Session 10: Survival analysis with high-dimensional data

Session titleSurvival analysis with high-dimensional data
Organizer: Ingrid Van Keilegom (KU Leuven)
Chair: Ricardo Cao (Universidade da Coruña)
Time: June 4th, 11:00am-12:30am
Location: VEC 903

Speech 1: Robust optimal treatment regime estimation with survival outcome
Speaker: Lan Wang (U Minnesota)
Abstract:  
We consider estimating the single-stage quantile-optimal treatment regime from data with right-censored outcome. The proposed method is directly applicable to individualized treatment decision making in medicine when survival time or time to event is used as the primary end point, and the produced estimated rule is easy to interpret since the quantile-type statistics is widely used in such context. We proposed a nonparametric estimator belonging to value search category in literature, which directly estimates the optimal rule from a class of practically useful treatment regimes without posing constraints on the way treatment interact with covariates. We studied the nonstandard asymptotics for the estimated parameter of the optimal rule using semiparametric
M-estimation theories, which reveals how censoring is influencing the uncertainty in the learned rule. (Joint work with Yu Zhou and Rui Song).
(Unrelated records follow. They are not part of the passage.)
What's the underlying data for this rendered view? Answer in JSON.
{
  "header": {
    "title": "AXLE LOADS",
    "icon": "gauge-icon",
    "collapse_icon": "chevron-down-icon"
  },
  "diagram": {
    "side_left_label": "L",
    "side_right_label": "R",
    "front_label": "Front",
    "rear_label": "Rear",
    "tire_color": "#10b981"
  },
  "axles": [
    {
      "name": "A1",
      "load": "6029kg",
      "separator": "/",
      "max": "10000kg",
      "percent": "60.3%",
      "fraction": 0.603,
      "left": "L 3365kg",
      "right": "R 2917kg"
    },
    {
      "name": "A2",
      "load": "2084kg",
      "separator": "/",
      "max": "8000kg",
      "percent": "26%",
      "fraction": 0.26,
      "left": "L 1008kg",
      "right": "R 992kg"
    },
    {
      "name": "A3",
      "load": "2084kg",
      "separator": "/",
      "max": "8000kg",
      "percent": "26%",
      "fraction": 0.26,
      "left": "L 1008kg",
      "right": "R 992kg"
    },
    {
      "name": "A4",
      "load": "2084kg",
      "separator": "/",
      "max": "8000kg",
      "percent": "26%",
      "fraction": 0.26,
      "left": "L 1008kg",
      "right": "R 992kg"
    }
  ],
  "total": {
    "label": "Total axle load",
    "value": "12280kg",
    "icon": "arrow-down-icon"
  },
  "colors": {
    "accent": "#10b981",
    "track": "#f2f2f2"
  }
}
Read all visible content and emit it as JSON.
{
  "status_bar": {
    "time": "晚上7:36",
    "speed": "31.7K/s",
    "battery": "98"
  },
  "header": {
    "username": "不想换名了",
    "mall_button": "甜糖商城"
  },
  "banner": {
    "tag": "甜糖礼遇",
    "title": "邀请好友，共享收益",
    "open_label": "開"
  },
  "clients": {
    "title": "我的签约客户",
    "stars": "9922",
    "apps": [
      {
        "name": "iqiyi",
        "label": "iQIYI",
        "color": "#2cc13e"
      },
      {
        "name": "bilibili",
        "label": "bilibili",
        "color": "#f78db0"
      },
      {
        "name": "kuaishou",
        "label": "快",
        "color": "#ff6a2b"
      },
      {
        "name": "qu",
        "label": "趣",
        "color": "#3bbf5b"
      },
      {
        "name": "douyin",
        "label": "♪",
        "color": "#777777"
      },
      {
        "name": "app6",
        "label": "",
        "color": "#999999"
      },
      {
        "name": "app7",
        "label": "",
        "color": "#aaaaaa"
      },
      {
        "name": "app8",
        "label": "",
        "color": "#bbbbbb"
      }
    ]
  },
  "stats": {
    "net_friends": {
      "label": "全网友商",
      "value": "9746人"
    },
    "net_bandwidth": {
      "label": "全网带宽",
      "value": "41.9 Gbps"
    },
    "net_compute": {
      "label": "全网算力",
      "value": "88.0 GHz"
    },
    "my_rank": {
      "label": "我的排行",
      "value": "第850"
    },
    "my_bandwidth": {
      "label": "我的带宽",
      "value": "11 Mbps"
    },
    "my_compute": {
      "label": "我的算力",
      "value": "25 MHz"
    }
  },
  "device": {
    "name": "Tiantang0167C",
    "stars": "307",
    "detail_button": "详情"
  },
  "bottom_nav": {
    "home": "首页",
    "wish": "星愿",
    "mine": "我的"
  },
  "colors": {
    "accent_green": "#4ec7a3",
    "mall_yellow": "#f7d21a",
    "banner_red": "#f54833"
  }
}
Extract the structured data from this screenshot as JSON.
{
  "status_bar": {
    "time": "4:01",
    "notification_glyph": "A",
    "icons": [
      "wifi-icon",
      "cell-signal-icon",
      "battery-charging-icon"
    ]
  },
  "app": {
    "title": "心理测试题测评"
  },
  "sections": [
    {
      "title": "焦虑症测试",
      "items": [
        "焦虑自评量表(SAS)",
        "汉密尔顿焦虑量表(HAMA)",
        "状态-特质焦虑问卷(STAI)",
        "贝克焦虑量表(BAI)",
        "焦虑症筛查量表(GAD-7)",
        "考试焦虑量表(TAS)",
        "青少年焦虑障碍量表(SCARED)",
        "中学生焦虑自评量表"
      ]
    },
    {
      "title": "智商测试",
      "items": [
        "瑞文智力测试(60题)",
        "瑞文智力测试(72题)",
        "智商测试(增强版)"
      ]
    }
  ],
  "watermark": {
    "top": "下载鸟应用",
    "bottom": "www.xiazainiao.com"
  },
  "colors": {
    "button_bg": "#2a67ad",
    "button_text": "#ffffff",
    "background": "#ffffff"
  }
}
Speech 2: Fine-Gray Competing Risks Model with High-Dimensional Covariates: Estimation and Inference 
Speaker: Jelena Bradic (University of California, San Diego)
Abstract: 
The purpose of this paper is to construct confidence intervals for the regression coefficients in the Fine-Gray model for competing risks data with random censoring, where the number of covariates can be larger than the sample size. Despite strong motivation from biostatistics applications, highdimensional Fine-Gray model has attracted relatively little attention among the methodological or theoretical literatures. We fill in this blank by proposing first a consistent regularized estimator and then the confidence intervals based on the one-step bias-correcting estimator. We are able to generalize the partial likelihood approach for the Fine-Gray model under random censoring despite many technical difficulties. We lay down a methodological and theoretical framework for the one-step bias-correcting estimator with the partial likelihood, which does not have independent and identically distributed entries. We also handle for our theory the approximation error from the inverse probability weighting (IPW), proposing novel concentration results for time dependent processes. In addition to the theoretical results and algorithms, we present extensive numerical experiments and an application to a study of non-cancer mortality among prostate cancer patients using the linked Medicare-SEER data.

Speech 3: Envelopes for censored quantile regression
Speaker: Yue Zhao (KU Leuven)
Abstract: 
Quantile regression has emerged as a powerful tool for survival analysis with censored data.  We propose an efficient estimator for the coefficients in quantile regression with censored data using the envelope model.  The envelope model uses dimension reduction techniques to identify material and immaterial components in the data, and forms the estimator of the regression coefficient based only on the material component, thus reducing the variability of the estimation.  We will derive asymptotic properties of the proposed estimator and demonstrate its efficiency gains compared to the traditional estimator for the quantile regression with censored data.  The starting point of our technical analysis is the Z-estimation approach with local weighing (e.g., Wang & Wang 2009) that in particular involves the conditional Kaplan-Meier estimator.  Traditionally, the Kaplan-Meier estimator is treated as an infinite dimensional nuisance parameter.  We will instead invoke the i.i.d. representation of the Kaplan-Meier estimator, which leads to a re-writing of our objective function as a U-process indexed by only the Euclidean parameter in the envelope model.  The modified Z-estimation problem then becomes much more amenable to analysis.